Translated by Alan J. Bance

In wartime Berlin, Cioma Schonhaus discovered a way of turning his talent for graphic design to good use: he forged documents which helped save hundreds of Jewish lives. His first challenge involved painstakingly recreating each of the twelve long and twenty-four short feathers on the German Imperial Eagle so that a pass stood up to scrutiny by Nazi officials. Many more forged documents were to follow, as the twenty-year-old Schonhaus attempted to stay one step ahead of the authorities. Schonhaus is breathtakingly bold – he gets himself arrested for wandering onto a military airfield and manages to talk his way out; he makes a complaint about the drunken behaviour of a policeman harassing Jewish diners in a restaurant; he goes cycling with a girlfriend in the countryside at a time when Jews were subject to curfew and banned from riding bicycles. On his final 1000-mile flight from Germany, he is forced to abandon his plan to jump on a goods train bound for Switzerland and is left with the option of swimming across the Lake Constance or cycling all the way … As those around him are one by one deported to the concentration camps, his is an astonishing story of survival.

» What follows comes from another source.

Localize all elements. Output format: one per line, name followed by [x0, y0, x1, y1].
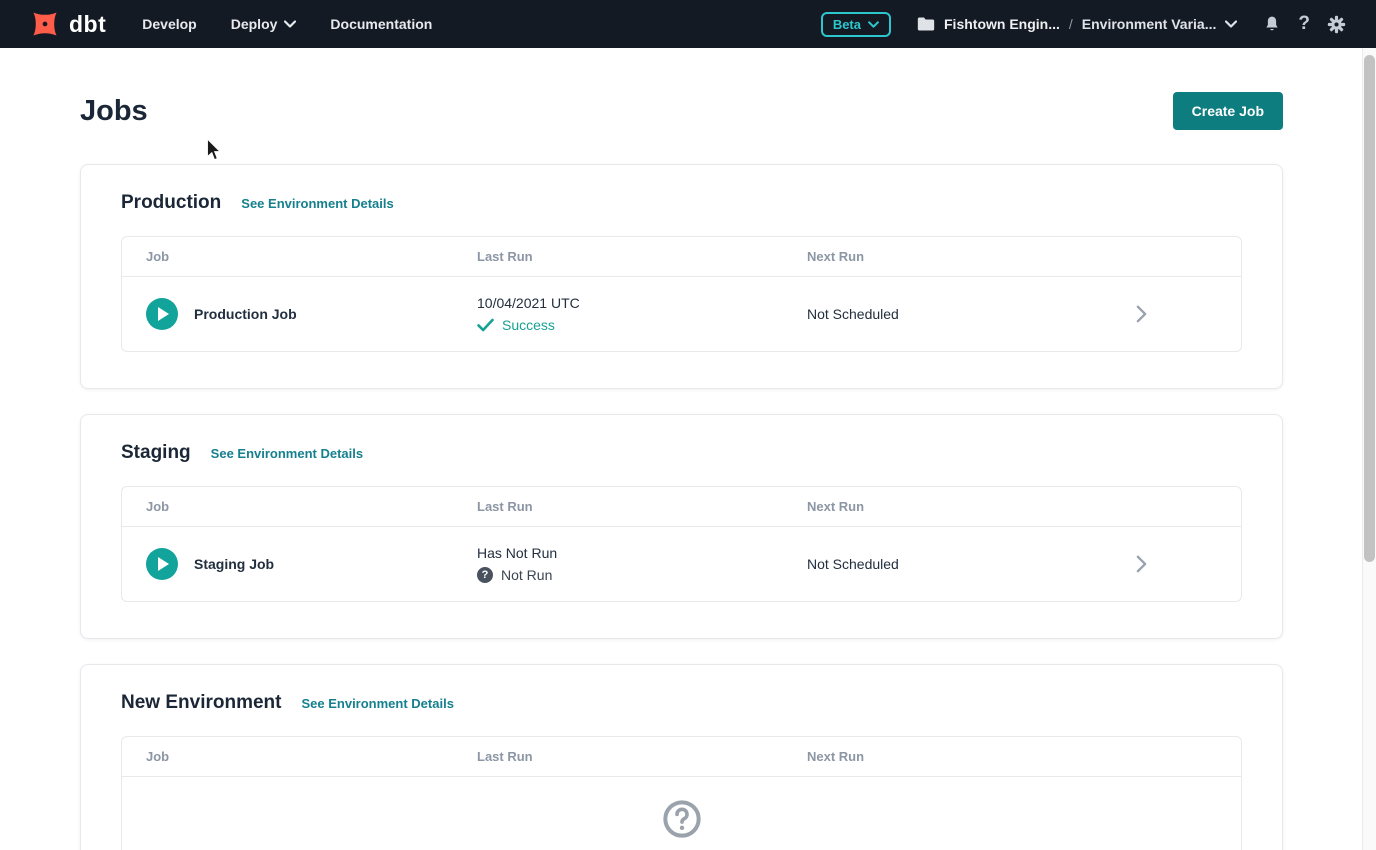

This is so remarkable a story of survival - with its almost apologetic air of fairy tale - that the sceptical might wonder at its authenticity ... The writing says otherwise: it has the understated, random improbability of truth

Guardian

Now in his eighties, Schonhaus recalls his adventures with gusto ... honest and thoughtful ... a real page-turner

BBC History Magazine

The Author

Cioma Schonhaus was born in Berlin in 1922 to Russian immigrant parents. He studied graphic design and did numerous jobs in the early years of the Second World War. From 1942-3 he remained in Berlin illegally, forging documents for other Jews. While on the Gestapo’s wanted list, he escaped armed with papers he’d made himself by cycling into Switzerland, where he still lives today.